The bell on the goat rang once as the taxi pulled away. And then the summer month was over—but not gone. It had become a place I could return to, anytime I closed my eyes and heard the cicadas begin.

The first morning, I woke to the sound of a bell. Not a church bell, but a goat’s, somewhere up the hill. Light was already old and golden, slanting through the slats of the shutters. I lay still, listening to the house breathe—the creak of a beam, the distant clatter of a neighbor’s kitchen. Then I remembered: I had thirty more days of this. summer month in italy

I packed the next morning.

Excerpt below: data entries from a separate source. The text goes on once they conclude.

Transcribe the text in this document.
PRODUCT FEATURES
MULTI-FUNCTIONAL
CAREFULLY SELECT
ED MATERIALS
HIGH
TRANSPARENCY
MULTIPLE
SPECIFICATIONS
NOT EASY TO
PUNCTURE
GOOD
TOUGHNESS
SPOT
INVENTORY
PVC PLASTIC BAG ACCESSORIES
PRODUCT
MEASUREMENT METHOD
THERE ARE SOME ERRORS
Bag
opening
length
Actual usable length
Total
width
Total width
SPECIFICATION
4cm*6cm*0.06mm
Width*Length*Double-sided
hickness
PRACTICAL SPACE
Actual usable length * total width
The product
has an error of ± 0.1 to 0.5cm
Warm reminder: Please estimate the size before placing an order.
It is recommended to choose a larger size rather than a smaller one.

In my bag, a dried sprig of rosemary, a train ticket, and the knowledge that I had not escaped my life but had simply remembered what it felt like to live inside a single day. The bell on the goat rang once as the taxi pulled away

But the month had a shape, and it was not just stillness. The first morning, I woke to the sound of a bell

By the second week, I discovered the rhythm. Morning cool for writing in a notebook. Midday for the siesta, the bed linens clinging to my skin, the fan’s soft hum. Late afternoon for the walk down to the village, where the old men played cards in the piazza and the fountain ran cold and endless. Evening for pasta twirled around a fork, for the first glass of wine that tasted like the earth it came from. And night—night for the sky, so thick with stars it felt like a second country.